Beneficiário do projeto Aqualuz no interior da Bahia. — Foto: Divulgação
Tecnologia
A metodologia utilizada no Aqualuz é a Sodis – sigla em inglês para Desinfecção Solar da Água, inventada por uma instituição suíça para o tratamento da água a partir da exposição aos raios ultravioleta. Cada reservatório de aço inox geralmente é conectado a uma cisterna e tem capacidade de desinfectar em média 10 litros de água depois de, em média, 4 horas de exposição à luz solar.
A lógica é semelhante a da geração fotovoltaica de energia. “Varia de acordo com o horário do dia que a pessoa colocou em exposição, se estamos no verão ou no inverno, se é uma região de sol muito forte ou não”, explica Anna. “Nosso foco no semiárido se dá por essa questão de o sol ser bem mais forte”.
Cada Aqualuz é vendido a 850 reais, mas somado aos custos com transporte, logística e instalação o valor por unidade pode chegar de 1.000 até 5.000 reais – conforme a quantidade de reservatórios adquiridos e o local da entrega.
Equipe da Aqualuz. — Foto: Divulgação
Modelo de Negócio
O plano inicial de vender para governos ainda não funcionou, mas não foi descartado.
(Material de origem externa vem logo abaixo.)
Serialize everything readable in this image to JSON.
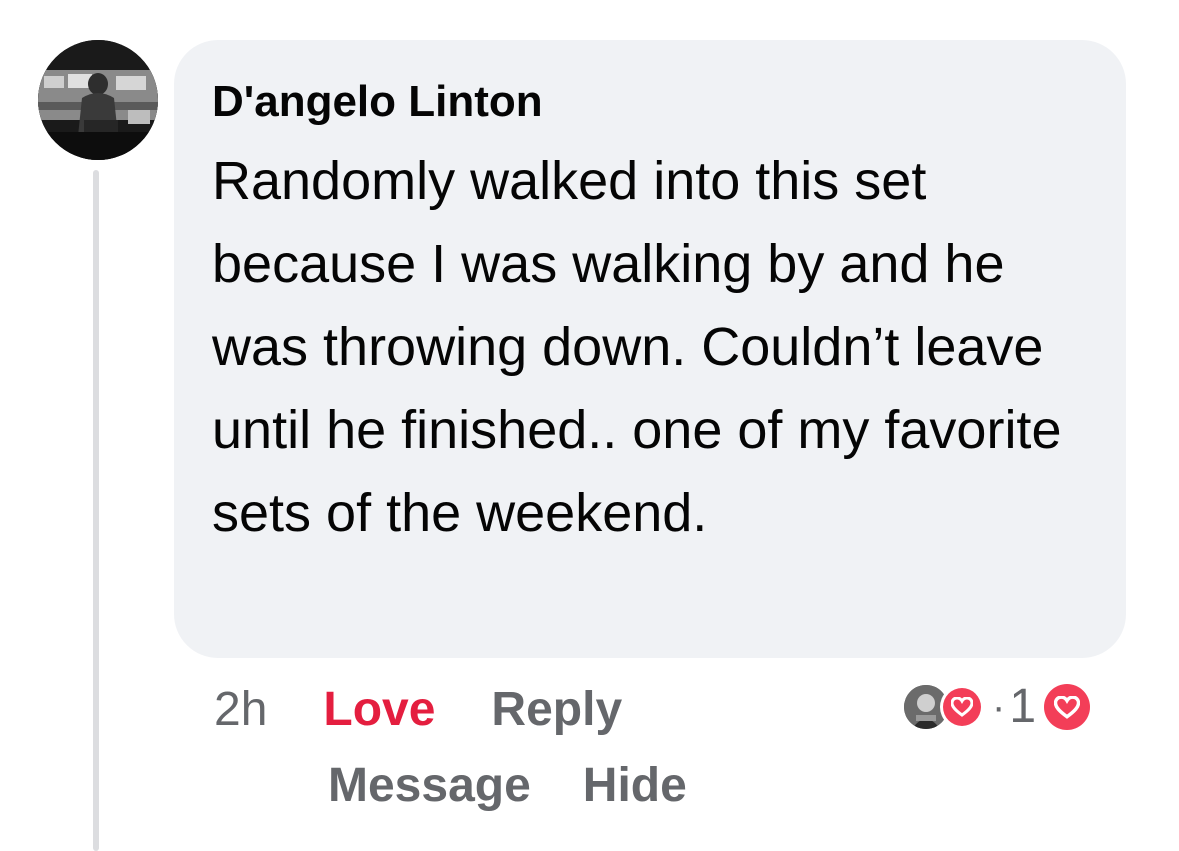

Um teste de outro modelo de negócios – oferecer microcrédito para que as famílias possam parcelar a compra do Aqualuz – demonstrou desafios culturais, como a preferência por aparelhos automatizados, como os filtros para utilizar dentro de casa, quando o reservatório não é disponibilizado gratuitamente por uma terceira parte.
“O Aqualuz é uma tecnologia voltada para o tratamento microbiológico. Um produto simples, com uma alta durabilidade, a maior do mercado inclusive, de 20 anos, e requer um processo de uso um pouco mais interativo”, pontua Anna.
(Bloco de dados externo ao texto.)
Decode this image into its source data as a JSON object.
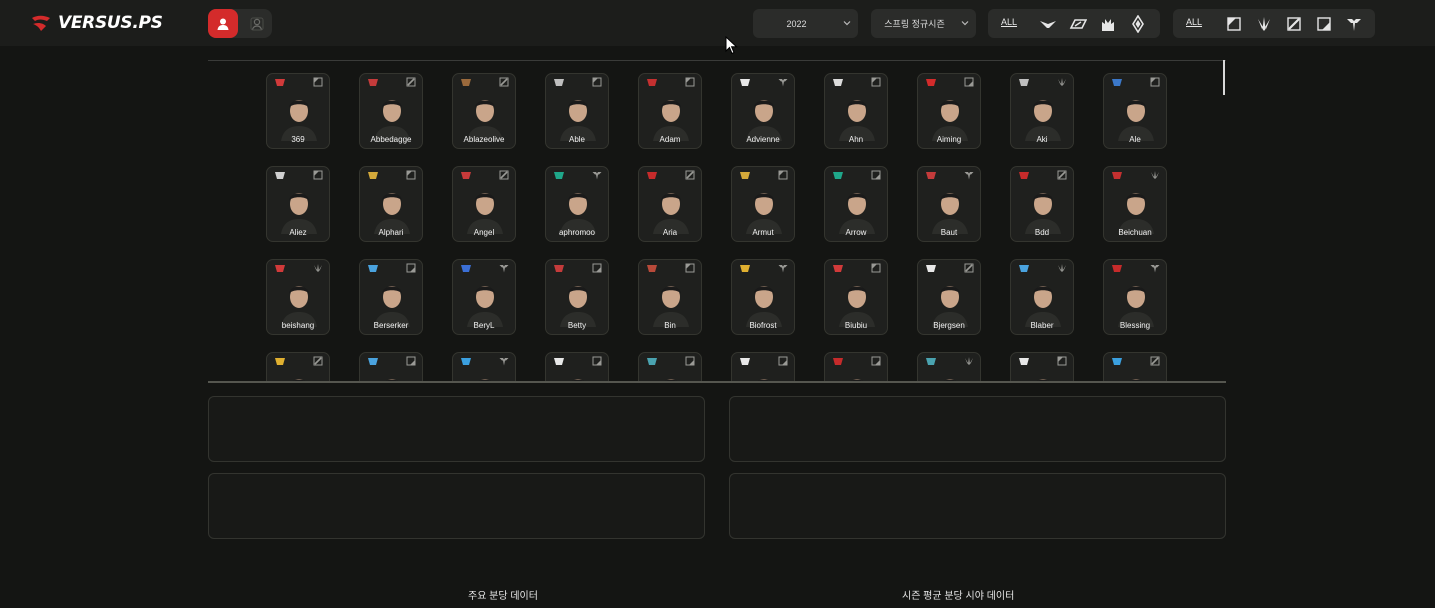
{
  "app": {
    "logo_text": "VERSUS.PS",
    "brand_color": "#d42b2b",
    "mode_toggle": {
      "active": "player",
      "inactive": "team"
    }
  },
  "filters": {
    "year": {
      "value": "2022"
    },
    "season": {
      "value": "스프링 정규시즌"
    },
    "league_filter": {
      "all_label": "ALL",
      "icons": [
        "lec-icon",
        "lcs-icon",
        "lck-icon",
        "lpl-icon"
      ]
    },
    "position_filter": {
      "all_label": "ALL",
      "icons": [
        "top-icon",
        "jungle-icon",
        "mid-icon",
        "bot-icon",
        "support-icon"
      ]
    }
  },
  "players": [
    {
      "name": "369",
      "team_color": "#d13a3a",
      "position": "top"
    },
    {
      "name": "Abbedagge",
      "team_color": "#c43b3b",
      "position": "mid"
    },
    {
      "name": "Ablazeolive",
      "team_color": "#9b6a3c",
      "position": "mid"
    },
    {
      "name": "Able",
      "team_color": "#bfbfbf",
      "position": "top"
    },
    {
      "name": "Adam",
      "team_color": "#c43030",
      "position": "top"
    },
    {
      "name": "Advienne",
      "team_color": "#e8e8e8",
      "position": "support"
    },
    {
      "name": "Ahn",
      "team_color": "#dcdcdc",
      "position": "top"
    },
    {
      "name": "Aiming",
      "team_color": "#d32b2b",
      "position": "bot"
    },
    {
      "name": "Aki",
      "team_color": "#bfbfbf",
      "position": "jungle"
    },
    {
      "name": "Ale",
      "team_color": "#3b78c9",
      "position": "top"
    },
    {
      "name": "Aliez",
      "team_color": "#d0d0d0",
      "position": "top"
    },
    {
      "name": "Alphari",
      "team_color": "#d4a93a",
      "position": "top"
    },
    {
      "name": "Angel",
      "team_color": "#c73a3a",
      "position": "mid"
    },
    {
      "name": "aphromoo",
      "team_color": "#1fa78a",
      "position": "support"
    },
    {
      "name": "Aria",
      "team_color": "#c62b2b",
      "position": "mid"
    },
    {
      "name": "Armut",
      "team_color": "#d4a93a",
      "position": "top"
    },
    {
      "name": "Arrow",
      "team_color": "#1fa78a",
      "position": "bot"
    },
    {
      "name": "Baut",
      "team_color": "#c43b3b",
      "position": "support"
    },
    {
      "name": "Bdd",
      "team_color": "#c62b2b",
      "position": "mid"
    },
    {
      "name": "Beichuan",
      "team_color": "#c43030",
      "position": "jungle"
    },
    {
      "name": "beishang",
      "team_color": "#d13a3a",
      "position": "jungle"
    },
    {
      "name": "Berserker",
      "team_color": "#4aa3df",
      "position": "bot"
    },
    {
      "name": "BeryL",
      "team_color": "#3b6fd6",
      "position": "support"
    },
    {
      "name": "Betty",
      "team_color": "#c43b3b",
      "position": "bot"
    },
    {
      "name": "Bin",
      "team_color": "#b84a3a",
      "position": "top"
    },
    {
      "name": "Biofrost",
      "team_color": "#e0b030",
      "position": "support"
    },
    {
      "name": "Biubiu",
      "team_color": "#d13a3a",
      "position": "top"
    },
    {
      "name": "Bjergsen",
      "team_color": "#e8e8e8",
      "position": "mid"
    },
    {
      "name": "Blaber",
      "team_color": "#4aa3df",
      "position": "jungle"
    },
    {
      "name": "Blessing",
      "team_color": "#c62b2b",
      "position": "support"
    },
    {
      "name": "",
      "team_color": "#e0b030",
      "position": "mid"
    },
    {
      "name": "",
      "team_color": "#4aa3df",
      "position": "bot"
    },
    {
      "name": "",
      "team_color": "#3ba0e0",
      "position": "support"
    },
    {
      "name": "",
      "team_color": "#e8e8e8",
      "position": "bot"
    },
    {
      "name": "",
      "team_color": "#4aa3b0",
      "position": "bot"
    },
    {
      "name": "",
      "team_color": "#e8e8e8",
      "position": "bot"
    },
    {
      "name": "",
      "team_color": "#c62b2b",
      "position": "bot"
    },
    {
      "name": "",
      "team_color": "#4aa3b0",
      "position": "jungle"
    },
    {
      "name": "",
      "team_color": "#e8e8e8",
      "position": "top"
    },
    {
      "name": "",
      "team_color": "#3ba0e0",
      "position": "mid"
    }
  ],
  "sections": {
    "left_title": "주요 분당 데이터",
    "right_title": "시즌 평균 분당 시야 데이터"
  }
}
É preciso que o reservatório seja lavado com sabão, cerca de duas vezes por mês, conforme o clima da região onde está instalado – se tem muita areia, ou se venta muito, por exemplo, é necessário lavar cerca de duas vezes por semana.
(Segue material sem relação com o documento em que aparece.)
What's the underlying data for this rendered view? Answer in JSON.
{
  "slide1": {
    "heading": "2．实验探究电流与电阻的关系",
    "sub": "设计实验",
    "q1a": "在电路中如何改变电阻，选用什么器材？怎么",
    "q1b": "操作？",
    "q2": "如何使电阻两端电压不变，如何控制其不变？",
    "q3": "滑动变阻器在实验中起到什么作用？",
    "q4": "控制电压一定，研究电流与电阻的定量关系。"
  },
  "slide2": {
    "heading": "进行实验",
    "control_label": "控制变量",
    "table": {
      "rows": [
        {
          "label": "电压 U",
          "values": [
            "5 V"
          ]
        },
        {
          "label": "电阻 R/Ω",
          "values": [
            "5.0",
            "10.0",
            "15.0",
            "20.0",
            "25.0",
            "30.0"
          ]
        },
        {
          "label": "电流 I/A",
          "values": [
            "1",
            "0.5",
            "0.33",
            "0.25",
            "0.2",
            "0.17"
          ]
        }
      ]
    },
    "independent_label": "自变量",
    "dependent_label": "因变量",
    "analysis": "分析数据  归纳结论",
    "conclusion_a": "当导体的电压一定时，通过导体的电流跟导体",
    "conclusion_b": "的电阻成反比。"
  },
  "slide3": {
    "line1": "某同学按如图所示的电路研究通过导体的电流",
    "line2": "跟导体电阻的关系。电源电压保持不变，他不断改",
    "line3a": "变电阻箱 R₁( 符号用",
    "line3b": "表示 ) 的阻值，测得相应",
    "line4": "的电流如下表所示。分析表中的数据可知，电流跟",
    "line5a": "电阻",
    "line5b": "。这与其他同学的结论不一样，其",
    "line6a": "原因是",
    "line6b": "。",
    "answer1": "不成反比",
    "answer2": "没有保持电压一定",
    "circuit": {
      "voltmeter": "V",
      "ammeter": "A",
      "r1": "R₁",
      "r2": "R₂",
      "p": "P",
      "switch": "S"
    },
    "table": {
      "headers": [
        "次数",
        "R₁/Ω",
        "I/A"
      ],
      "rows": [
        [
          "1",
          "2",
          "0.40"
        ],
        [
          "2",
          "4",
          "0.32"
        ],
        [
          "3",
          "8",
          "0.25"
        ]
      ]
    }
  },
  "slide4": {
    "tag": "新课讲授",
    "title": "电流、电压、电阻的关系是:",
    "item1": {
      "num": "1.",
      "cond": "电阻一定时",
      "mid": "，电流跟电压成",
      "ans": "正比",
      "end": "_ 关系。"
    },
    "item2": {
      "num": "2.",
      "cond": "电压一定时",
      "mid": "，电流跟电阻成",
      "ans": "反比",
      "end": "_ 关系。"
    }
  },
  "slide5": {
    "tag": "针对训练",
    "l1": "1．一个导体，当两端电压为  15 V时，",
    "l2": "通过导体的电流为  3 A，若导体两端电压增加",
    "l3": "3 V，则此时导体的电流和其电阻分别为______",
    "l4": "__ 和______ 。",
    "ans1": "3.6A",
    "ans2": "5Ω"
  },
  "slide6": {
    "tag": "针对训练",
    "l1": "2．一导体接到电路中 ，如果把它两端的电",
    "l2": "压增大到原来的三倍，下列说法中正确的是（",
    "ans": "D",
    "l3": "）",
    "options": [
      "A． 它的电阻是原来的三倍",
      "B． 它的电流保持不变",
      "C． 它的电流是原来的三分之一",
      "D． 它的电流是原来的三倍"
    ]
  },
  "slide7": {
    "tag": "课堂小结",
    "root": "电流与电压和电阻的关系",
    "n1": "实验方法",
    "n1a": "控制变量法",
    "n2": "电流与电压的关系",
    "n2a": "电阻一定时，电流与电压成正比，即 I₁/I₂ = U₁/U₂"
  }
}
O plano é exportar para outros países, depois da empresa se consolidar no Brasil. Mas um pequeno teste já está sendo feito no Equador por uma questão de oportunidade. Enquanto isso, tem se provado certeiro o modelo de negócio de viabilizar que empresas contribuam para um dos Objetivos de Desenvolvimento Sustentável (ODS) da ONU para 2030.
O ODS de número 6 trata especificamente de apoiar a participação das comunidades locais para melhorar a gestão da água e do saneamento. Além do Aqualuz, um segundo produto está vendendo bem, o Sanu Seco, uma infraestrutura sanitária sem uso de água. Seu maior cliente no momento é justamente uma empresa de saneamento privado.
“Os clientes que nos procuram têm uma visão diferente. Ou porque já receberam uma demanda das comunidades do entorno que eles atendem. Ou por [o nosso negócio] ter alguma relação com o negócio deles”, resume Anna.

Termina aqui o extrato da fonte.